Delayed, ACP Price Tag Reaches $7 Billion

Delays mainly caused by continuing regulatory battles have added another half a billion dollars to the price tag for the Atlantic Coast Pipeline project now crossing Virginia.  Dominion Resources CEO Thomas Farrell used a new top figure of $7 billion in a discussion of the project with investors and analysts on November 1.

Back in February it was the Duke Energy CEO who first floated a figure of $6.5 billion for a project that started out with a $5 billion or less advertised price.  Those costs do not include financing, which will add to the amount customers pay for the gas in coming years.  Dominion is the lead partner in the pipeline, along with Duke Energy and Southern Company, but owns slightly less than 50 percent of the project.

The transcript is rough in places, the fault of the transcriber I’m sure, so I may add some suggested translations here and there.

“The FERC stop work order in (and?) delays obtaining permits necessary for construction have impacted the cost and schedule for the project. As a result, project cost actions have increased the range of $6 billion to $6.5 billion to a range of $6.5 billion to $7 billion excluding financing costs,” Farrell told those assembled on a conference call to discuss the company’s third quarter results. The most recent dispute involves the proposed compressor station in Buckingham County, with its permit decision delayed at the last Air Pollution Control Board meeting.

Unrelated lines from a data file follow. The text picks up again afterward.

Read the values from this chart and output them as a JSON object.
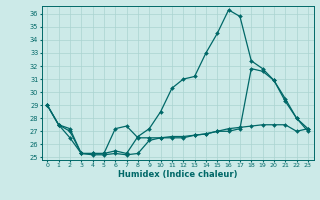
{
  "xlabel": "Humidex (Indice chaleur)",
  "bg_color": "#cceae8",
  "grid_color": "#aad4d0",
  "line_color": "#006868",
  "xlim": [
    -0.5,
    23.5
  ],
  "ylim": [
    24.8,
    36.6
  ],
  "yticks": [
    25,
    26,
    27,
    28,
    29,
    30,
    31,
    32,
    33,
    34,
    35,
    36
  ],
  "xticks": [
    0,
    1,
    2,
    3,
    4,
    5,
    6,
    7,
    8,
    9,
    10,
    11,
    12,
    13,
    14,
    15,
    16,
    17,
    18,
    19,
    20,
    21,
    22,
    23
  ],
  "series1_y": [
    29.0,
    27.5,
    27.0,
    25.3,
    25.2,
    25.2,
    25.3,
    25.2,
    25.3,
    26.3,
    26.5,
    26.5,
    26.5,
    26.7,
    26.8,
    27.0,
    27.2,
    27.3,
    27.4,
    27.5,
    27.5,
    27.5,
    27.0,
    27.2
  ],
  "series2_y": [
    29.0,
    27.5,
    27.2,
    25.3,
    25.3,
    25.3,
    25.5,
    25.3,
    26.6,
    27.2,
    28.5,
    30.3,
    31.0,
    31.2,
    33.0,
    34.5,
    36.3,
    35.8,
    32.4,
    31.8,
    30.9,
    29.5,
    28.0,
    27.2
  ],
  "series3_y": [
    29.0,
    27.5,
    26.5,
    25.3,
    25.3,
    25.3,
    27.2,
    27.4,
    26.5,
    26.5,
    26.5,
    26.6,
    26.6,
    26.7,
    26.8,
    27.0,
    27.0,
    27.2,
    31.8,
    31.6,
    30.9,
    29.3,
    28.0,
    27.0
  ]
}
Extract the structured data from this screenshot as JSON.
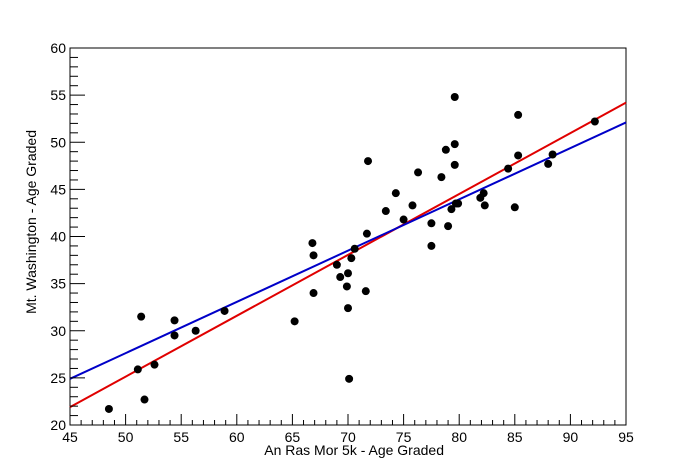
{
  "chart_data": {
    "type": "scatter",
    "title": "",
    "xlabel": "An Ras Mor 5k - Age Graded",
    "ylabel": "Mt. Washington - Age Graded",
    "xlim": [
      45,
      95
    ],
    "ylim": [
      20,
      60
    ],
    "x_ticks": [
      "45",
      "50",
      "55",
      "60",
      "65",
      "70",
      "75",
      "80",
      "85",
      "90",
      "95"
    ],
    "y_ticks": [
      "20",
      "25",
      "30",
      "35",
      "40",
      "45",
      "50",
      "55",
      "60"
    ],
    "grid": false,
    "legend": "none",
    "points": [
      [
        48.5,
        21.7
      ],
      [
        51.1,
        25.9
      ],
      [
        51.4,
        31.5
      ],
      [
        51.7,
        22.7
      ],
      [
        52.6,
        26.4
      ],
      [
        54.4,
        29.5
      ],
      [
        54.4,
        31.1
      ],
      [
        56.3,
        30.0
      ],
      [
        58.9,
        32.1
      ],
      [
        65.2,
        31.0
      ],
      [
        66.8,
        39.3
      ],
      [
        66.9,
        38.0
      ],
      [
        66.9,
        34.0
      ],
      [
        69.0,
        37.0
      ],
      [
        69.3,
        35.7
      ],
      [
        69.9,
        34.7
      ],
      [
        70.0,
        36.1
      ],
      [
        70.0,
        32.4
      ],
      [
        70.1,
        24.9
      ],
      [
        70.3,
        37.7
      ],
      [
        70.6,
        38.7
      ],
      [
        71.6,
        34.2
      ],
      [
        71.7,
        40.3
      ],
      [
        71.8,
        48.0
      ],
      [
        73.4,
        42.7
      ],
      [
        74.3,
        44.6
      ],
      [
        75.0,
        41.8
      ],
      [
        75.8,
        43.3
      ],
      [
        76.3,
        46.8
      ],
      [
        77.5,
        41.4
      ],
      [
        77.5,
        39.0
      ],
      [
        78.4,
        46.3
      ],
      [
        78.8,
        49.2
      ],
      [
        79.0,
        41.1
      ],
      [
        79.3,
        42.9
      ],
      [
        79.6,
        49.8
      ],
      [
        79.6,
        47.6
      ],
      [
        79.6,
        54.8
      ],
      [
        79.7,
        43.5
      ],
      [
        79.9,
        43.5
      ],
      [
        81.9,
        44.1
      ],
      [
        82.2,
        44.6
      ],
      [
        82.3,
        43.3
      ],
      [
        84.4,
        47.2
      ],
      [
        85.0,
        43.1
      ],
      [
        85.3,
        48.6
      ],
      [
        85.3,
        52.9
      ],
      [
        88.0,
        47.7
      ],
      [
        88.4,
        48.7
      ],
      [
        92.2,
        52.2
      ]
    ],
    "point_color": "#000000",
    "lines": [
      {
        "color": "#e00000",
        "x": [
          45,
          95
        ],
        "y": [
          21.9,
          54.2
        ]
      },
      {
        "color": "#0000c8",
        "x": [
          45,
          95
        ],
        "y": [
          24.9,
          52.1
        ]
      }
    ]
  }
}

“The Atlantic Coast Pipeline is pursuing a phase in service approach with its customers whereby we maintain a late 2019 in-service date for key segments of the project to meet peak winter demand in critically constrained regions. ACP will be pursuing a mid-2020 in-service date for the remaining segments.  Farrell said later their profits are not threatened if they don’t start pumping gas in 2019 because the are guaranteed to recover funds used during construction.

“Through this process, we’ve already been through one process with customers on the rates, and we’ll continue to work with them. The returns are going to be very adequate and comments (commensurate?) with the normal returns we get in projects like this in our midstream business,” Farrell said.

Dominion Energy Virginia, through another arm of the company, is one of those customers, meaning of course its millions of Virginia ratepayers will ultimately pay off the portion of the pipeline serving Dominion generation plants.

Opponents tend to focus on the top line number ignoring the fact that there will be other customers sharing the cost along the line.  Opponents are quite right when they point out that new pipelines cost more than old pipelines built at lower cost.  Those issues will be debated in future State Corporation Commission cases, where the higher transportation charges will be compared to cheaper alternatives. 

In speaking to the analysts, Farrell was positive about the prospects of another huge capital expense coming at ratepayers like a train – license extensions to add another 20 years of life for its four nuclear reactors.  In some recent State Corporation Commission testimony, the company has been equivocal on its plans.  Who’s getting the real story, the SCC or the stock analysts?

“Now, on October 16, we filed with the regulatory commission for subsequent license renewable (renewal?) for the [indiscernible] power station reactors. This is an important first step in which we expect will be a multiyear $4 billion investment program that will extend the lives of both the [indiscernible] (Surry?) and North Arizona (North Anna) nuclear stations by an additional 20 years. We expect to submit the North license suspension (extension?) application in 2020. As a result of this initiative, our customers will continue to benefit from clean, reliable and low-cost generation from these best-in-class facilities,” Farrell is quoted in the transcript.

And on a related note…..

Former State Senator John Watkins was actively promoted this past winter as a candidate to fill an opening on the State Corporation Commission.  He was apparently derailed by concerns about his votes on key utility regulation issues and his ties to various legislators who have shown little interest in protecting ratepayers when the utility was rewriting the law to its benefit.  Yesterday’s Wall Street Journal took note of how things work in Virginia.

Apparently that Clean Virginia group published something pointing to relatively high electricity bills in Virginia, and Senator Watkins rose to the company’s defense in a guest column in The Roanoke Times, a paper far from his Chesterfield County home.  Read it and form your own opinion of his fitness for the Commission job, which is still open after all.

One line of his did inspire me.  “Facts are facts, and the SCC does a really good job of compiling them. Legislators and the public count on the SCC to provide that information to make sound decisions,” he wrote.   My mission at Bacon’s Rebellion to report on the Commission process and the facts that drive its decisions will continue.